The size of the burglary crew fluctuated depending on the nature of the job. Some small capers might require only one or two men, while a major heist could need six or seven. In the latter case, extra help was sometimes imported from Chicago or elsewhere.
The proceeds from a job were split among Spilotro and the burglars. For a big haul, Tony was obliged to send some of the profit to his Chicago bosses. He also had to pay a certain amount of overhead. Valets, maids, desk clerks, and others who provided information regarding the value and activities of potential victims were compensated for passing on the information.
One of these scams was operated out of two locations, a major Strip property and a popular restaurant, and involved valet parkers. The valets identified affluent guests and struck up conversations to obtain additional information about the guest’s plans. For locals, valets could usually find address information with the registration papers in the vehicle. In the case of visitors, the name of their hotel was extracted during seemingly idle chitchat. Then, indicating long and short-term parking areas, the valet inquired as to how long the guest would be leaving their car. If the answer reflected a lengthy stay, the valet turned over the car to a burglar who, armed with keys to the residence, could conduct a leisurely burglary, using the victim’s own vehicle to transport the booty. For out-of-towners, a friendly desk clerk at their hotel was contacted for specific room information. If the target’s plans didn’t allow the time for an immediate theft, the information was filed away for possible future use.
So, depending on the size of the score and the number of ways the loot had to be split, an individual burglar might earn enough money from a job to be able to take a few weeks off and live it up. However, if through faulty intelligence or bad luck, the break-ins weren’t profitable, the thieves might be forced to strike again quickly just to maintain a basic standard of living.
Well, maybe “forced” is too strong a word. As a retired detective familiar with Spilotro’s burglars told me: “Those guys loved to steal. It was what they did. They could be sitting in a restaurant with ten grand in their pockets and they’d go across the street to a convenience store to steal a pack of gum. They wanted the big money, sure. But stealing, in and of itself, was a necessity for them. They were addicted to it.”
As Tony’s status grew, additional sources of income materialized, too. The Ant and his gang weren’t the only street criminals in Las Vegas, other crooks, not mob-connected, wanted to share in the bounty, and there was more than enough to go around. But Tony was running his budding underworld empire like a business. Legitimate entrepreneurs are required to get business licenses and pay related fees; if they’re caught operating without the necessary permissions, they’re subject to sanctions. Enterprising criminals wanting to get, or stay, in business also had to follow a certain protocol. They needed to get Tony’s blessing and pay him a share of their profits, known in gangland parlance as a “street tax.”
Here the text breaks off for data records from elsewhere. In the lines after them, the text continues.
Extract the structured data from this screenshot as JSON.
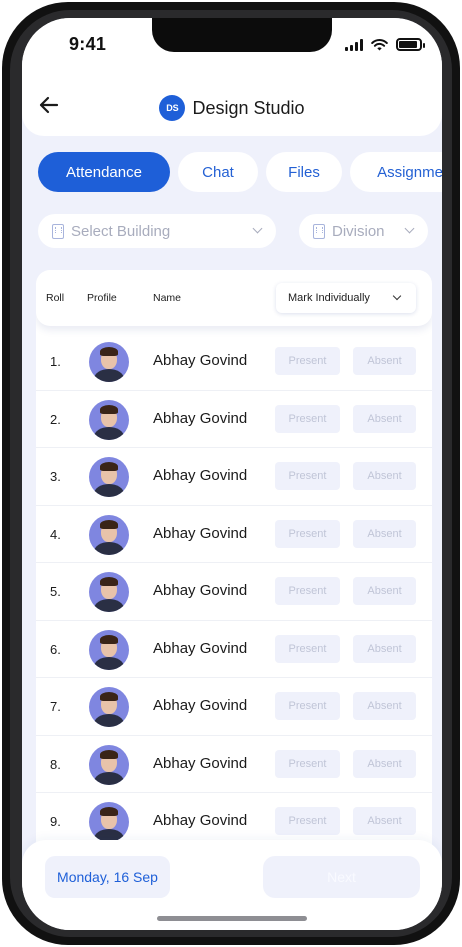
{
  "status": {
    "time": "9:41"
  },
  "header": {
    "badge": "DS",
    "title": "Design Studio"
  },
  "tabs": [
    {
      "label": "Attendance",
      "active": true
    },
    {
      "label": "Chat",
      "active": false
    },
    {
      "label": "Files",
      "active": false
    },
    {
      "label": "Assignme",
      "active": false
    }
  ],
  "filters": {
    "building": {
      "label": "Select Building"
    },
    "division": {
      "label": "Division"
    }
  },
  "table": {
    "headers": {
      "roll": "Roll",
      "profile": "Profile",
      "name": "Name",
      "mark": "Mark Individually"
    },
    "rows": [
      {
        "roll": "1.",
        "name": "Abhay Govind",
        "present": "Present",
        "absent": "Absent"
      },
      {
        "roll": "2.",
        "name": "Abhay Govind",
        "present": "Present",
        "absent": "Absent"
      },
      {
        "roll": "3.",
        "name": "Abhay Govind",
        "present": "Present",
        "absent": "Absent"
      },
      {
        "roll": "4.",
        "name": "Abhay Govind",
        "present": "Present",
        "absent": "Absent"
      },
      {
        "roll": "5.",
        "name": "Abhay Govind",
        "present": "Present",
        "absent": "Absent"
      },
      {
        "roll": "6.",
        "name": "Abhay Govind",
        "present": "Present",
        "absent": "Absent"
      },
      {
        "roll": "7.",
        "name": "Abhay Govind",
        "present": "Present",
        "absent": "Absent"
      },
      {
        "roll": "8.",
        "name": "Abhay Govind",
        "present": "Present",
        "absent": "Absent"
      },
      {
        "roll": "9.",
        "name": "Abhay Govind",
        "present": "Present",
        "absent": "Absent"
      }
    ]
  },
  "footer": {
    "date": "Monday, 16 Sep",
    "next": "Next"
  },
  "colors": {
    "accent": "#1e5fd8",
    "background": "#eff1fb",
    "muted": "#c0c5d7"
  },
  "icons": {
    "back": "arrow-left-icon",
    "building": "building-icon",
    "dropdown": "chevron-down-icon"
  }
}
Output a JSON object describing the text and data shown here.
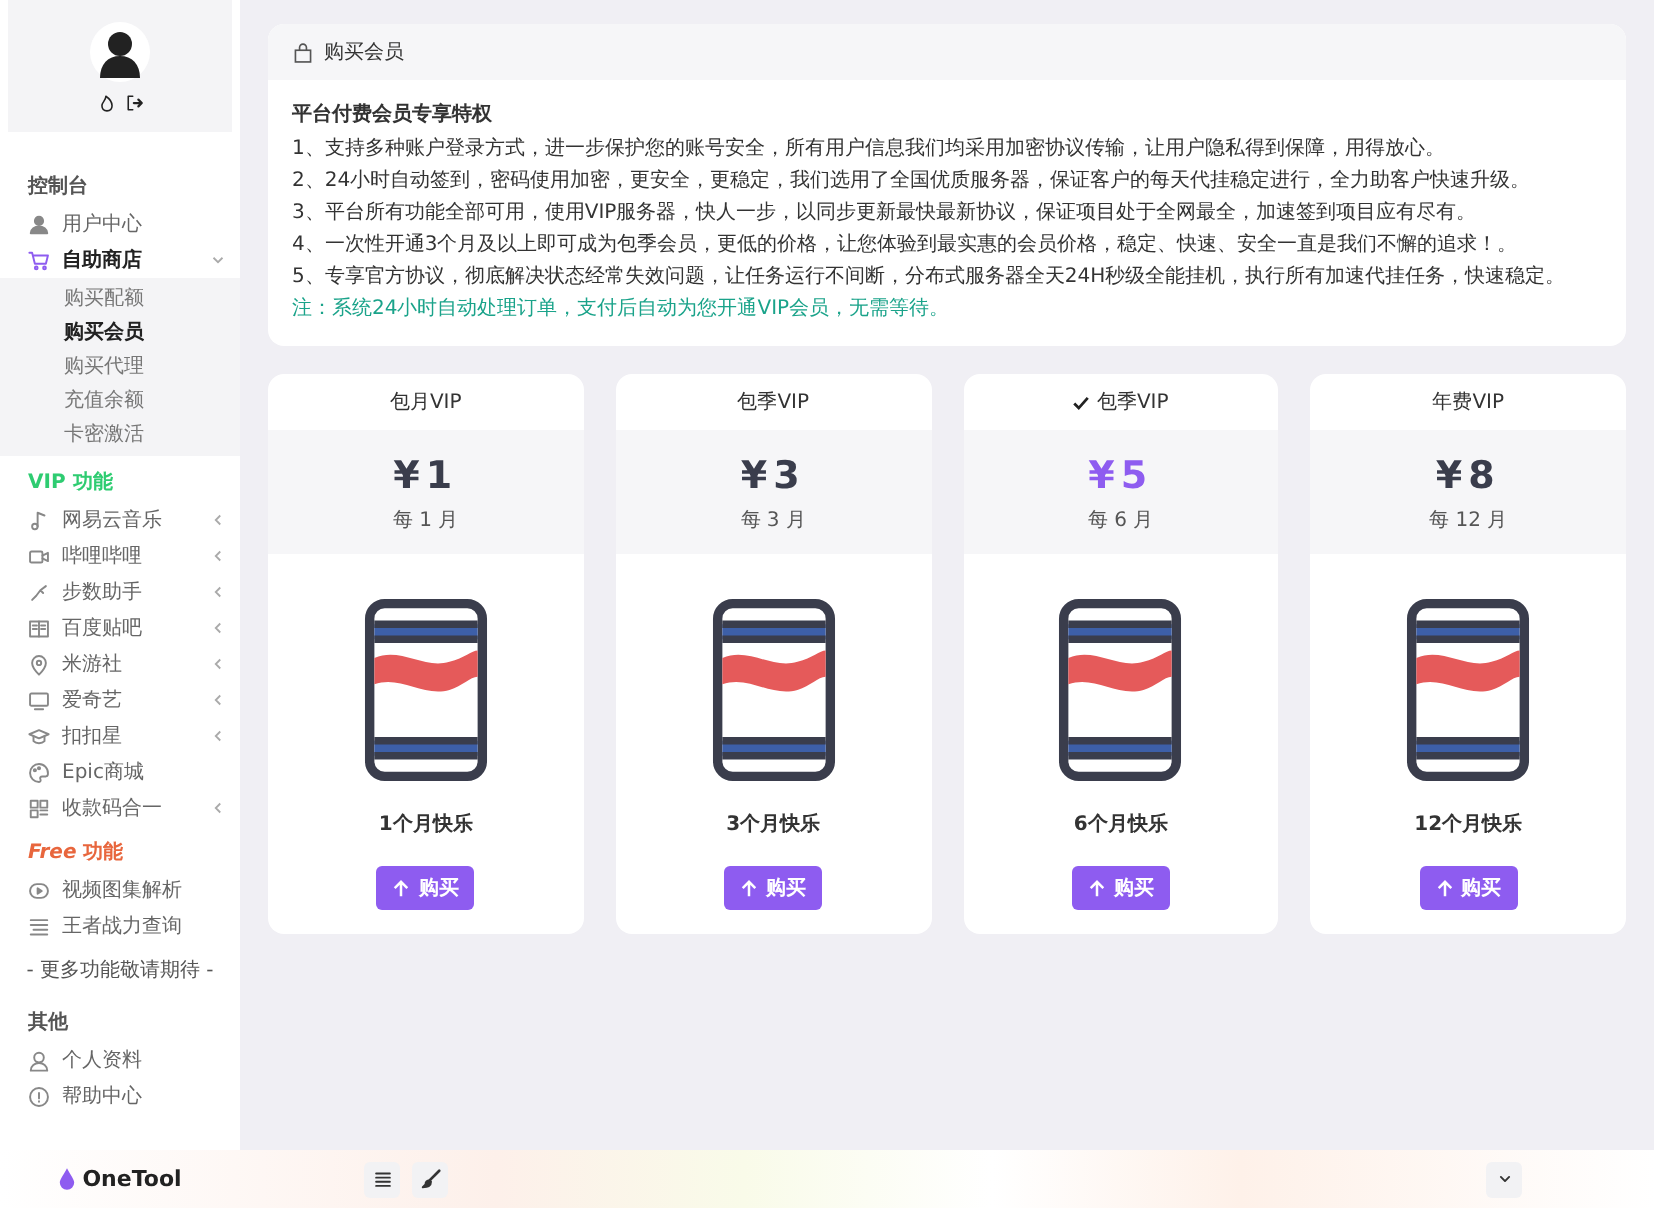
{
  "sidebar": {
    "sections": [
      {
        "title": "控制台",
        "color": "#555555",
        "items": [
          {
            "label": "用户中心",
            "kind": "user",
            "selected": false,
            "arrow": false
          },
          {
            "label": "自助商店",
            "kind": "cart",
            "selected": true,
            "arrow": true,
            "expanded": true,
            "children": [
              {
                "label": "购买配额",
                "selected": false
              },
              {
                "label": "购买会员",
                "selected": true
              },
              {
                "label": "购买代理",
                "selected": false
              },
              {
                "label": "充值余额",
                "selected": false
              },
              {
                "label": "卡密激活",
                "selected": false
              }
            ]
          }
        ]
      },
      {
        "title": "VIP 功能",
        "color": "#2ecc71",
        "items": [
          {
            "label": "网易云音乐",
            "kind": "music",
            "selected": false,
            "arrow": true
          },
          {
            "label": "哔哩哔哩",
            "kind": "video",
            "selected": false,
            "arrow": true
          },
          {
            "label": "步数助手",
            "kind": "steps",
            "selected": false,
            "arrow": true
          },
          {
            "label": "百度贴吧",
            "kind": "book",
            "selected": false,
            "arrow": true
          },
          {
            "label": "米游社",
            "kind": "pin",
            "selected": false,
            "arrow": true
          },
          {
            "label": "爱奇艺",
            "kind": "monitor",
            "selected": false,
            "arrow": true
          },
          {
            "label": "扣扣星",
            "kind": "cap",
            "selected": false,
            "arrow": true
          },
          {
            "label": "Epic商城",
            "kind": "palette",
            "selected": false,
            "arrow": false
          },
          {
            "label": "收款码合一",
            "kind": "grid",
            "selected": false,
            "arrow": true
          }
        ]
      },
      {
        "title": "*Free* 功能",
        "color": "#e8663d",
        "items": [
          {
            "label": "视频图集解析",
            "kind": "play",
            "selected": false,
            "arrow": false
          },
          {
            "label": "王者战力查询",
            "kind": "list",
            "selected": false,
            "arrow": false
          }
        ]
      },
      {
        "note": "- 更多功能敬请期待 -"
      },
      {
        "title": "其他",
        "color": "#555555",
        "items": [
          {
            "label": "个人资料",
            "kind": "person",
            "selected": false,
            "arrow": false
          },
          {
            "label": "帮助中心",
            "kind": "help",
            "selected": false,
            "arrow": false
          }
        ]
      }
    ],
    "brand": "OneTool"
  },
  "info_card": {
    "title": "购买会员",
    "heading": "平台付费会员专享特权",
    "lines": [
      "1、支持多种账户登录方式，进一步保护您的账号安全，所有用户信息我们均采用加密协议传输，让用户隐私得到保障，用得放心。",
      "2、24小时自动签到，密码使用加密，更安全，更稳定，我们选用了全国优质服务器，保证客户的每天代挂稳定进行，全力助客户快速升级。",
      "3、平台所有功能全部可用，使用VIP服务器，快人一步，以同步更新最快最新协议，保证项目处于全网最全，加速签到项目应有尽有。",
      "4、一次性开通3个月及以上即可成为包季会员，更低的价格，让您体验到最实惠的会员价格，稳定、快速、安全一直是我们不懈的追求！。",
      "5、专享官方协议，彻底解决状态经常失效问题，让任务运行不间断，分布式服务器全天24H秒级全能挂机，执行所有加速代挂任务，快速稳定。"
    ],
    "note": "注：系统24小时自动处理订单，支付后自动为您开通VIP会员，无需等待。"
  },
  "plans": [
    {
      "title": "包月VIP",
      "selected": false,
      "price": "¥1",
      "period": "每 1 月",
      "name": "1个月快乐",
      "button": "购买"
    },
    {
      "title": "包季VIP",
      "selected": false,
      "price": "¥3",
      "period": "每 3 月",
      "name": "3个月快乐",
      "button": "购买"
    },
    {
      "title": "包季VIP",
      "selected": true,
      "price": "¥5",
      "period": "每 6 月",
      "name": "6个月快乐",
      "button": "购买"
    },
    {
      "title": "年费VIP",
      "selected": false,
      "price": "¥8",
      "period": "每 12 月",
      "name": "12个月快乐",
      "button": "购买"
    }
  ]
}
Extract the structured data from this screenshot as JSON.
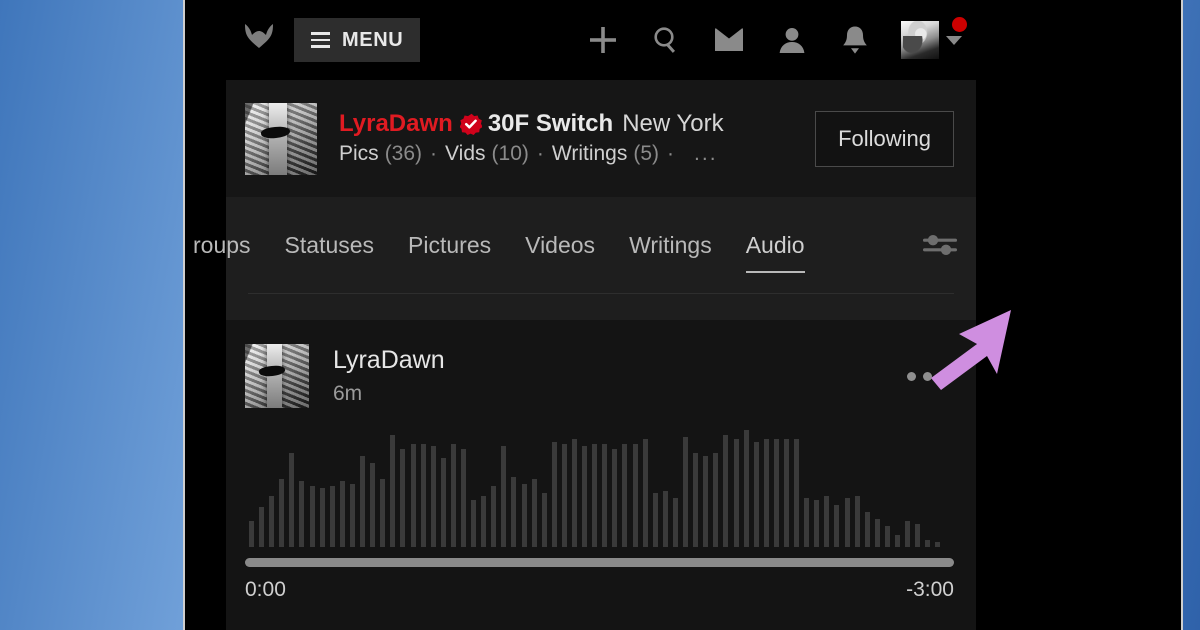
{
  "topnav": {
    "logo_name": "fetlife-logo",
    "menu_label": "MENU",
    "icons": [
      {
        "name": "plus-icon",
        "label": "Create"
      },
      {
        "name": "search-icon",
        "label": "Search"
      },
      {
        "name": "envelope-icon",
        "label": "Messages"
      },
      {
        "name": "person-icon",
        "label": "Friends"
      },
      {
        "name": "bell-icon",
        "label": "Notifications"
      }
    ],
    "avatar_has_notification": true
  },
  "profile": {
    "username": "LyraDawn",
    "verified": true,
    "age_role": "30F Switch",
    "location": "New York",
    "stats": [
      {
        "label": "Pics",
        "count": "(36)"
      },
      {
        "label": "Vids",
        "count": "(10)"
      },
      {
        "label": "Writings",
        "count": "(5)"
      }
    ],
    "separator": "·",
    "more": "...",
    "follow_label": "Following",
    "username_color": "#e01b22"
  },
  "tabs": {
    "items": [
      {
        "label": "roups",
        "active": false,
        "clipped": true
      },
      {
        "label": "Statuses",
        "active": false
      },
      {
        "label": "Pictures",
        "active": false
      },
      {
        "label": "Videos",
        "active": false
      },
      {
        "label": "Writings",
        "active": false
      },
      {
        "label": "Audio",
        "active": true
      }
    ],
    "filter_icon": "sliders-icon"
  },
  "post": {
    "author": "LyraDawn",
    "timestamp": "6m",
    "menu_icon": "more-options-icon"
  },
  "player": {
    "time_elapsed": "0:00",
    "time_remaining": "-3:00",
    "progress_percent": 100,
    "bar_color": "#8a8a8a",
    "wave_color": "#3a3a3a",
    "waveform": [
      22,
      34,
      44,
      58,
      80,
      56,
      52,
      50,
      52,
      56,
      54,
      78,
      72,
      58,
      96,
      84,
      88,
      88,
      86,
      76,
      88,
      84,
      40,
      44,
      52,
      86,
      60,
      54,
      58,
      46,
      90,
      88,
      92,
      86,
      88,
      88,
      84,
      88,
      88,
      92,
      46,
      48,
      42,
      94,
      80,
      78,
      80,
      96,
      92,
      100,
      90,
      92,
      92,
      92,
      92,
      42,
      40,
      44,
      36,
      42,
      44,
      30,
      24,
      18,
      10,
      22,
      20,
      6,
      4
    ]
  },
  "cursor": {
    "name": "mouse-cursor-arrow",
    "color": "#cf8ee0"
  }
}
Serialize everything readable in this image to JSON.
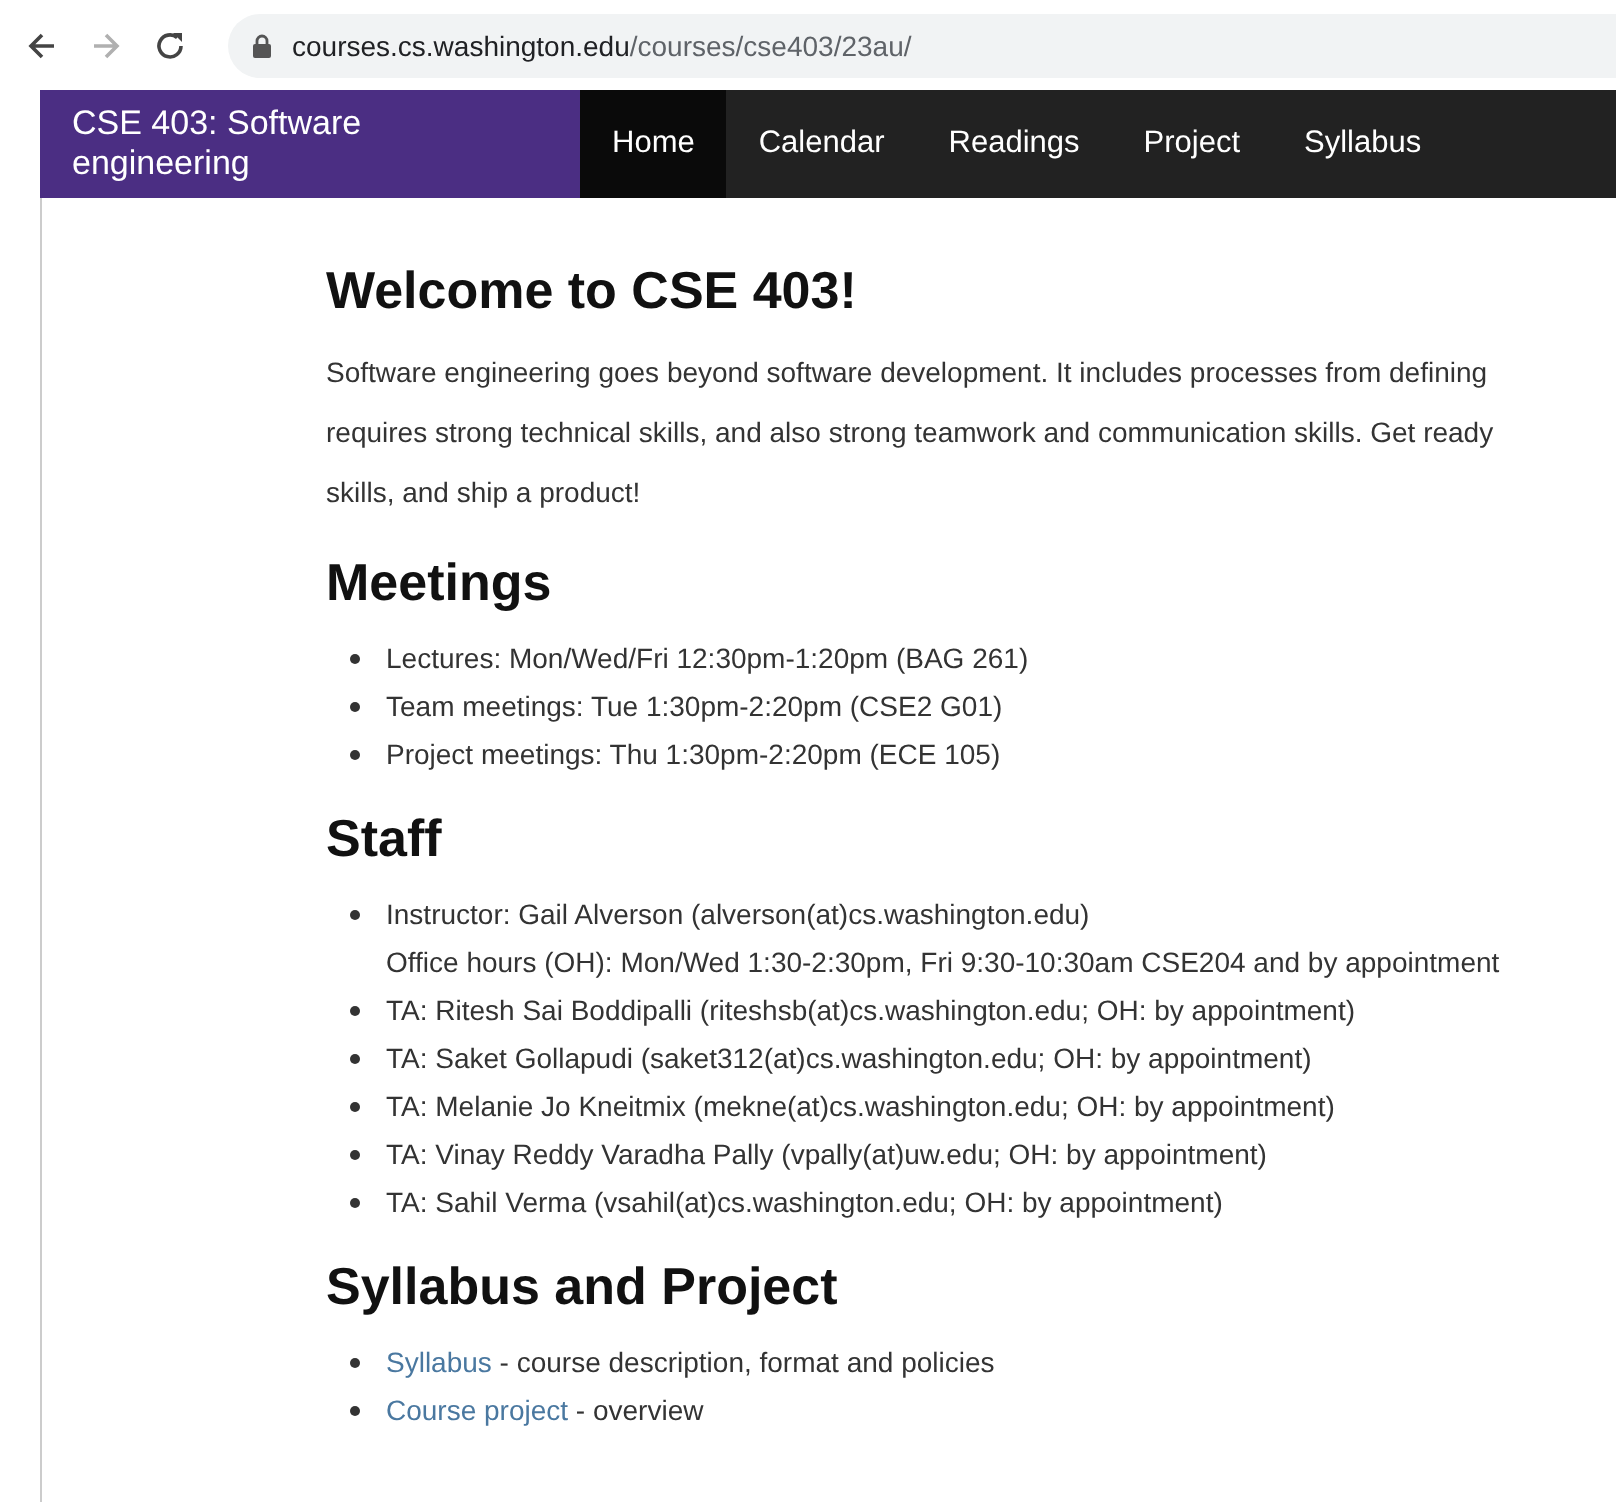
{
  "browser": {
    "url_host": "courses.cs.washington.edu",
    "url_path": "/courses/cse403/23au/",
    "forward_disabled": true
  },
  "navbar": {
    "brand": "CSE 403: Software engineering",
    "items": [
      {
        "label": "Home",
        "selected": true
      },
      {
        "label": "Calendar",
        "selected": false
      },
      {
        "label": "Readings",
        "selected": false
      },
      {
        "label": "Project",
        "selected": false
      },
      {
        "label": "Syllabus",
        "selected": false
      }
    ]
  },
  "content": {
    "title": "Welcome to CSE 403!",
    "intro_lines": [
      "Software engineering goes beyond software development. It includes processes from defining",
      "requires strong technical skills, and also strong teamwork and communication skills. Get ready",
      "skills, and ship a product!"
    ],
    "sections": [
      {
        "heading": "Meetings",
        "items": [
          {
            "text": "Lectures: Mon/Wed/Fri 12:30pm-1:20pm (BAG 261)"
          },
          {
            "text": "Team meetings: Tue 1:30pm-2:20pm (CSE2 G01)"
          },
          {
            "text": "Project meetings: Thu 1:30pm-2:20pm (ECE 105)"
          }
        ]
      },
      {
        "heading": "Staff",
        "items": [
          {
            "text": "Instructor: Gail Alverson (alverson(at)cs.washington.edu)",
            "note": "Office hours (OH): Mon/Wed 1:30-2:30pm, Fri 9:30-10:30am CSE204 and by appointment"
          },
          {
            "text": "TA: Ritesh Sai Boddipalli (riteshsb(at)cs.washington.edu; OH: by appointment)"
          },
          {
            "text": "TA: Saket Gollapudi (saket312(at)cs.washington.edu; OH: by appointment)"
          },
          {
            "text": "TA: Melanie Jo Kneitmix (mekne(at)cs.washington.edu; OH: by appointment)"
          },
          {
            "text": "TA: Vinay Reddy Varadha Pally (vpally(at)uw.edu; OH: by appointment)"
          },
          {
            "text": "TA: Sahil Verma (vsahil(at)cs.washington.edu; OH: by appointment)"
          }
        ]
      },
      {
        "heading": "Syllabus and Project",
        "items": [
          {
            "link": "Syllabus",
            "text": "- course description, format and policies"
          },
          {
            "link": "Course project",
            "text": "- overview"
          }
        ]
      }
    ]
  }
}
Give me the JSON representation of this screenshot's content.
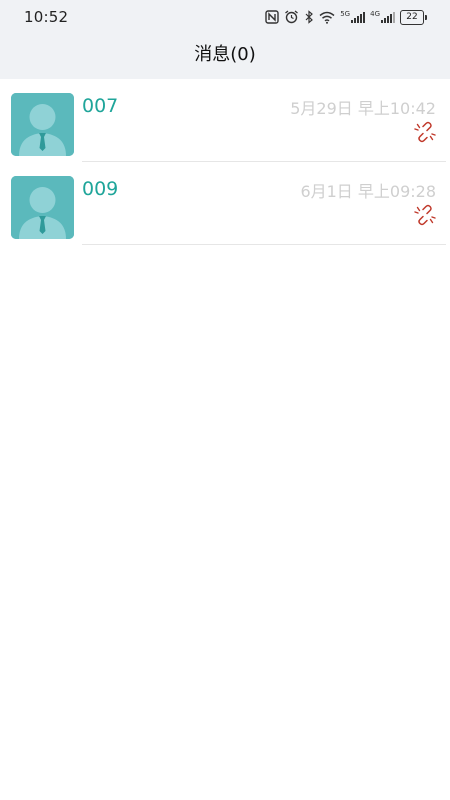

And it wasn’t wise to think you could simply ignore Tony and go about your business without his finding out about it. He knew everything that went on within the Las Vegas criminal element. No one did anything — from contract killings to burglaries, robberies, fencing stolen property, or loan sharking — without his approval and without paying him a monetary tribute where appropriate. And the sanctions for violating Tony’s procedures could be much more severe than those imposed by a governmental licensing agency.
Tony Spilotro was becoming ever more powerful, and his organization was growing.